Mum falsely claims ACC cash

A 49-year-old Blenheim woman falsely claimed more than $18,000 in financial benefits from the Accident Compensation Corporation, a court has heard.

Former part-time cleaner Catherine Smythe yesterday pleaded guilty to dishonestly using a document, namely an ACC44 declaration form, on February 16, 2010.

The Blenheim District Court heard that, after the death of her live-in partner Sean Mortensen, she filled in the declaration form claiming that her three children by another marriage were in the fulltime care of herself and Mortensen at the time of his death.

Mortensen died in a forestry accident in the Marlborough Sounds on January 20, 2010.

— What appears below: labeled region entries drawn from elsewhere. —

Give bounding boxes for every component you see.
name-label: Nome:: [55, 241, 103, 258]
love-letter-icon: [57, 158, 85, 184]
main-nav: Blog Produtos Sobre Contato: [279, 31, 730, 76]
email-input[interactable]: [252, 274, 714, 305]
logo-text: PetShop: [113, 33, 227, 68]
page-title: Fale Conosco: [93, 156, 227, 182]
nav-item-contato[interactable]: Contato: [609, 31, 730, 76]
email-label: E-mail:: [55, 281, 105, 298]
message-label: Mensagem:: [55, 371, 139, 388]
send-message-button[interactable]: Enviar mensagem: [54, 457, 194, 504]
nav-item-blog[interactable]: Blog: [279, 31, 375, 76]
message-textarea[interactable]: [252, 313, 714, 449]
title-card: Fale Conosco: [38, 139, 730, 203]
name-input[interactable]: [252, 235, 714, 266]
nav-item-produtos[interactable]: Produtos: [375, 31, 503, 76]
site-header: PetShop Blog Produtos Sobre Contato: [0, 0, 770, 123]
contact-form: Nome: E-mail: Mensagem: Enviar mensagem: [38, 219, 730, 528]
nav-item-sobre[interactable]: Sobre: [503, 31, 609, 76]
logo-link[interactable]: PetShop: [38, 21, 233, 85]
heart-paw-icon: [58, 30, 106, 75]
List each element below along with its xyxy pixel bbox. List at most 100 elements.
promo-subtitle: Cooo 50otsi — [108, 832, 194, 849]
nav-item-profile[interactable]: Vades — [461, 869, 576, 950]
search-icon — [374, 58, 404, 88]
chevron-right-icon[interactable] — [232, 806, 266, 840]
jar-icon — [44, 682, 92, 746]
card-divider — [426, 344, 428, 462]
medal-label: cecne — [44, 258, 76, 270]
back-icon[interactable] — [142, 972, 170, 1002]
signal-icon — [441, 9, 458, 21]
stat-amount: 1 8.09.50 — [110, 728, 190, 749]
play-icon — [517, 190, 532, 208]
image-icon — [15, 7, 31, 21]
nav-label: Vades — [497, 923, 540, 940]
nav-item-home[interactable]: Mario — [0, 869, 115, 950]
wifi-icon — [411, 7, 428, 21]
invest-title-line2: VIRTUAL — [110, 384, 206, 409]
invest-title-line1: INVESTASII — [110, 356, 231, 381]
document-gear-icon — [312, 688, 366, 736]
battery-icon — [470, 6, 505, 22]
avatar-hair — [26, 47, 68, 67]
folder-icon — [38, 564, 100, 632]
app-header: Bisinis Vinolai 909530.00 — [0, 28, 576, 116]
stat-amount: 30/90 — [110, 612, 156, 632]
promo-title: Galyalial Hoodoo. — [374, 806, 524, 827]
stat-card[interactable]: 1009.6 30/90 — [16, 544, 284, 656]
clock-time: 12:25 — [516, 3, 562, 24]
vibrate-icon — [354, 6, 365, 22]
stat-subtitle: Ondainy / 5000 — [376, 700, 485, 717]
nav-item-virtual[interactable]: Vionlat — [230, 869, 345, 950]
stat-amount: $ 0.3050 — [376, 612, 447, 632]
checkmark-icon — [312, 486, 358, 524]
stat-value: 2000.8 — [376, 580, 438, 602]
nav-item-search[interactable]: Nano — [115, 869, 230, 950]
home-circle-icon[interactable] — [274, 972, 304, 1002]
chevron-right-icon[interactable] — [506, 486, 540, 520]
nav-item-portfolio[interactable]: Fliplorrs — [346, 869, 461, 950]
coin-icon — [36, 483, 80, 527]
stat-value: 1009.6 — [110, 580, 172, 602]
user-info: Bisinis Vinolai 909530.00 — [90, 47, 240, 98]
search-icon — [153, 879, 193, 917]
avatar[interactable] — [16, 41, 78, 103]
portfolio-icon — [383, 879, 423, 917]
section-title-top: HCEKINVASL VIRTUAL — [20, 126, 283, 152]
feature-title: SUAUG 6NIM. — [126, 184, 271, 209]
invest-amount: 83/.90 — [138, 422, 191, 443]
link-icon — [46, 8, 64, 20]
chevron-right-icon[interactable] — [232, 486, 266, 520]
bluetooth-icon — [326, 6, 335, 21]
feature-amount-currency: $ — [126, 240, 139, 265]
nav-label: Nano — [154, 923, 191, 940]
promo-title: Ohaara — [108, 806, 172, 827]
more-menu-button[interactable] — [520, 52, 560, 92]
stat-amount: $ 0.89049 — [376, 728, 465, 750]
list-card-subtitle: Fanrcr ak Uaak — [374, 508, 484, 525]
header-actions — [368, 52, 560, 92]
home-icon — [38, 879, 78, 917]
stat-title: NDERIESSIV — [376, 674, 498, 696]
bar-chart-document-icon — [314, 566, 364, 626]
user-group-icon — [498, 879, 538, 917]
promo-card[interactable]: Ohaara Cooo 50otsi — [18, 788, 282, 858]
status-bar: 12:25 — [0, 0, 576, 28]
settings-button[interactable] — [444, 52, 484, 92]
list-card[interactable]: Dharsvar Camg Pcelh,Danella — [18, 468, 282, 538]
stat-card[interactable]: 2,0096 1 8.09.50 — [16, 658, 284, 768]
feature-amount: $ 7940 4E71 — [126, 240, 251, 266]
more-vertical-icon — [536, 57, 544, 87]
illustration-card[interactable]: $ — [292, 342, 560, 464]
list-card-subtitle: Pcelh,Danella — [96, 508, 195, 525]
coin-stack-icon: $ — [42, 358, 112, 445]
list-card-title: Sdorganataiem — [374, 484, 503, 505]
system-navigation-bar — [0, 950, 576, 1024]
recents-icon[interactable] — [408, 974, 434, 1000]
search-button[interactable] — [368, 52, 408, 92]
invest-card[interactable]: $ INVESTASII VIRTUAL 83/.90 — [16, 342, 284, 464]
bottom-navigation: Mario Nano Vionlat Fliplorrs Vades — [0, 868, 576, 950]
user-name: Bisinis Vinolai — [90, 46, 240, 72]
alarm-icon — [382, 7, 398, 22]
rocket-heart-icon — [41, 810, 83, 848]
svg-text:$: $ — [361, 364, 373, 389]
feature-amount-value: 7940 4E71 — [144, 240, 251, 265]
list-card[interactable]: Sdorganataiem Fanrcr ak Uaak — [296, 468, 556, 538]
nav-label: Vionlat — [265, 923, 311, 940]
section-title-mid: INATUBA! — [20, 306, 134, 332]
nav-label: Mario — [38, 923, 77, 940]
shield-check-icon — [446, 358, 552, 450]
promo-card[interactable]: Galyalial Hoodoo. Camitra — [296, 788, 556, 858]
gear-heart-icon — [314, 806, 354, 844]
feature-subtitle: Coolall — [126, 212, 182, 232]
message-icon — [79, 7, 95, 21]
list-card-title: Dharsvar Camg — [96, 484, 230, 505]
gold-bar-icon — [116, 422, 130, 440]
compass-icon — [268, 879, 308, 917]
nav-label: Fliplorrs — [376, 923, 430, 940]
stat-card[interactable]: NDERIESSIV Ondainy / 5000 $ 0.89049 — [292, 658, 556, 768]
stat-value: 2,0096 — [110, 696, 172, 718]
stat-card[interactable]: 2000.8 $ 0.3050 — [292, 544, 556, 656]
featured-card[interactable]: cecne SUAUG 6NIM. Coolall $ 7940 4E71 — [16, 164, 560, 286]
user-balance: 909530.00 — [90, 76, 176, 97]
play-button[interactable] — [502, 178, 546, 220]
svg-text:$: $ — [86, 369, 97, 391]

The ACC accepted the information given that the children were Mortensen's dependants. Grant aid and weekly compensation payments were given directly to the oldest child and the two younger children received financial assistance via payments to Smythe. These payments were backdated to the date of Mortensen's death.

An investigation was launched in January last year into Smythe's entitlements and uncovered an overpayment of $18,140..

Crown prosecutor Sophie O'Donoghue said Smythe gave false information to ACC to claim benefits.

The two youngest children had been in the care of their natural father since May 2007, she said. On February 14, 2008, a parenting order was made at Blenheim Family Court that their father had full responsibility for their care until they were 16.

The children were able to spend one night a week and alternative weekends with their mother. Defence lawyer Rob Harrison said the custody order was in favour of the children's paternal father.

"Despite the custody order, there was to-ing and fro-ing of children between the houses which was much more fluid than the order [stipulated]."

The children had their own rooms in both houses where they kept their clothes and toys, Harrison said.

Following the death of Smythe's partner she had used the guidance of one of her daughters to fill out the ACC forms, he said.

"This is someone who is not particularly literate. When she came to filling out the forms she was not in good shape. She had crawled into a bottle to deal with her grief. She was not dealing with the death of her partner."

Harrison said Smythe would be banned from working in government departments on conviction. She was living off ACC survivor's grant and was struggling to look after her children, he said.

Judge Chris Tuohy ordered an affidavit from a former employer of Smythe's to confirm if a conviction would impact her employment prospects.

He also ordered a statement detailing the likelihood of Smythe seeking employment.

Sentencing was adjourned until June 10.